As Mecum recounts, Kiernan then bought the hero car for just $6,000—or about $31,303 in today's money. According to a short video interview with Kiernan’s son Sean, his father didn’t really care so much for the fact that it was the actual Bullitt Mustang. But rather he purchased it to satisfy his own search for a ’68 big-block fastback, all because he loved the sounds their engines made. McQueen himself then attempted to buy the car from Kiernan. But Kiernan refused, as it was his family's primary vehicle and he wanted to keep it as such. Instead of going back to the superstar, it was driven daily by Robert’s wife as she shuttled young Sean to school.
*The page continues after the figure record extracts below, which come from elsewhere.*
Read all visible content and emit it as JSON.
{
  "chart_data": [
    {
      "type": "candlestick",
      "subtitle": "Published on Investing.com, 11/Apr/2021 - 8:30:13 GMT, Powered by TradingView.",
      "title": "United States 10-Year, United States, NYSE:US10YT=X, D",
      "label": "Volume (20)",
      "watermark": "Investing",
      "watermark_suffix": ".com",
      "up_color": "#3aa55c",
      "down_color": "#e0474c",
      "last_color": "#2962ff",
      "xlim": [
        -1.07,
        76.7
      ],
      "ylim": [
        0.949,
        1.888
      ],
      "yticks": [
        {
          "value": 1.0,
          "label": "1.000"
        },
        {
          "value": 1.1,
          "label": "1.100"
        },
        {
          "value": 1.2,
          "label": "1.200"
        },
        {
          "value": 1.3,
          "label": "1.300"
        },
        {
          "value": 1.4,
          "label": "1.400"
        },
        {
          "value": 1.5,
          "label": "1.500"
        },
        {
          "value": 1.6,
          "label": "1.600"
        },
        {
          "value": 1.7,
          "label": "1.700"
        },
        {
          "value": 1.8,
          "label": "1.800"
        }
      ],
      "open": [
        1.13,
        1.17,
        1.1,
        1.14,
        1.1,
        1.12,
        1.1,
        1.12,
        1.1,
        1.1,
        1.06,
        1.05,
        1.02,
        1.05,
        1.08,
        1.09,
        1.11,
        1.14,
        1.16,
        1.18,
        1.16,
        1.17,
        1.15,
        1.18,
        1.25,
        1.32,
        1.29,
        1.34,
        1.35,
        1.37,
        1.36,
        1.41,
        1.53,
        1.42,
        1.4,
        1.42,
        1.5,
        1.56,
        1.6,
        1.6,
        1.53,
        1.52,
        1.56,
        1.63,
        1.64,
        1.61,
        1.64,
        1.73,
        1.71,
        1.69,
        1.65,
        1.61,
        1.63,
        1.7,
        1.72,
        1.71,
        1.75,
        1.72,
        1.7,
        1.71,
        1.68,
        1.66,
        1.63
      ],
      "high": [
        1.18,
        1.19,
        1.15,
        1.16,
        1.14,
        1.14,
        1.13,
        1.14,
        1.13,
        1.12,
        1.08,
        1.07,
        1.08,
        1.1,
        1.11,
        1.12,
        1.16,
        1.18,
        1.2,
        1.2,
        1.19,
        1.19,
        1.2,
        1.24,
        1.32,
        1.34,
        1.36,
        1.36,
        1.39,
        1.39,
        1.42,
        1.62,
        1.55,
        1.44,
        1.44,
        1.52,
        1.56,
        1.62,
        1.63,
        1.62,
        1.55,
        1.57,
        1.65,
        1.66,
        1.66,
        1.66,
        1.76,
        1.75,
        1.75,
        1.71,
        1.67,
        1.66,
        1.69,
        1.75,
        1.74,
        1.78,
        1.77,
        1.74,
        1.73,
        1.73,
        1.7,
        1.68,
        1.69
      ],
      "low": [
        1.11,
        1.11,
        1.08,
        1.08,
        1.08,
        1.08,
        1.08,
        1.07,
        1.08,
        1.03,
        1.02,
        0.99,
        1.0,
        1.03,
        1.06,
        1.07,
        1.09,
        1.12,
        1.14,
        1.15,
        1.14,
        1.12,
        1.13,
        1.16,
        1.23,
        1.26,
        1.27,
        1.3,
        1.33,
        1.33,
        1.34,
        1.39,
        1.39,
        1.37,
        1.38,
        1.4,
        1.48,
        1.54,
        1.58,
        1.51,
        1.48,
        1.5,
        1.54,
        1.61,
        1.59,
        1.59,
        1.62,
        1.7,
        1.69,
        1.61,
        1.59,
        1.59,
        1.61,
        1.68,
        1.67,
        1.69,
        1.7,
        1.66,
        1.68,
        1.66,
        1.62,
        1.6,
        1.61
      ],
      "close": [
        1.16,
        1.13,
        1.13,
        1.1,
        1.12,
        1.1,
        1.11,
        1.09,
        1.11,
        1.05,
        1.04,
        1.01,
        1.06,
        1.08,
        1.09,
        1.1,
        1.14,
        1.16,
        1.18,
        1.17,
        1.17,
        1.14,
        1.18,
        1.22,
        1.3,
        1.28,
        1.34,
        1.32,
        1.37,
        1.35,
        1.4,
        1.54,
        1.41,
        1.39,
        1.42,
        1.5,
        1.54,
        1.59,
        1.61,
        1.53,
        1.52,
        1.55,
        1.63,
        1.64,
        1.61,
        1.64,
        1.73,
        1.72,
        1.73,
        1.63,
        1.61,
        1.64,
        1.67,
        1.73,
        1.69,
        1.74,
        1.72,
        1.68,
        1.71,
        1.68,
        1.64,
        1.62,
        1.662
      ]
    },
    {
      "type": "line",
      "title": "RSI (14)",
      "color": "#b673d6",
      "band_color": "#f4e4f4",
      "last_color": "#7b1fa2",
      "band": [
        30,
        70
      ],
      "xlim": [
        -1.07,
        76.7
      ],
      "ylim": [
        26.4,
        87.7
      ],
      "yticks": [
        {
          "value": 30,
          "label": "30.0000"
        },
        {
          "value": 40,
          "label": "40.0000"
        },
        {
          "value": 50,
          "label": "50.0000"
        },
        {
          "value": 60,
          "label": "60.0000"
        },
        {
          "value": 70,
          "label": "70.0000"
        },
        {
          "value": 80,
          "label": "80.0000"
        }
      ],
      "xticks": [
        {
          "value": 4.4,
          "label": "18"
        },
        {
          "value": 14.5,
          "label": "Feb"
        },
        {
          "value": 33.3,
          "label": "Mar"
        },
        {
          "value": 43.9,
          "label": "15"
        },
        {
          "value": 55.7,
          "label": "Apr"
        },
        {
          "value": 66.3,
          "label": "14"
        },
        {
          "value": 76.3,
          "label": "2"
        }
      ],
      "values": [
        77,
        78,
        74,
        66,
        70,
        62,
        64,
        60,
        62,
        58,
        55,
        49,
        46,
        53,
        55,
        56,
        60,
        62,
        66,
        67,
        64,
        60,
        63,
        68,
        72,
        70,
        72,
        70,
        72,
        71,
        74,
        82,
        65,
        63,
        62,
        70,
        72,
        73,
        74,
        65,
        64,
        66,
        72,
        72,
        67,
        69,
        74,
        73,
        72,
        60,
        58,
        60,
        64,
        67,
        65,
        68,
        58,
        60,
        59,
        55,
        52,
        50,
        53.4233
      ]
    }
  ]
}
After accumulating around 65,000 miles, the car’s clutch wore out in 1980. Since then, the Bullitt Mustang remained garaged as the family relocated several times before finally ending up in Nashville where the Kiernans settled on a new farm. In 2001, Ford launched a special edition Bullitt tribute car, inspiring the Kiernans to restore theirs to drivable condition. During the process, Robert unfortunately was diagnosed with Parkinson's Disease, putting a temporary stop to the restoration.
After his death in 2014, Sean picked up where they left off, completing the restoration to simply make the car roadworthy. This led him to register it as the 21st car in the National Historic Vehicle Register and collaborate with Ford Motor Company for its public debut alongside the third Bullitt Mustang tribute edition launch at the Detroit Auto Show in 2018.
Today's record-breaking price tag is just one more footnote in this Mustang's improbable story.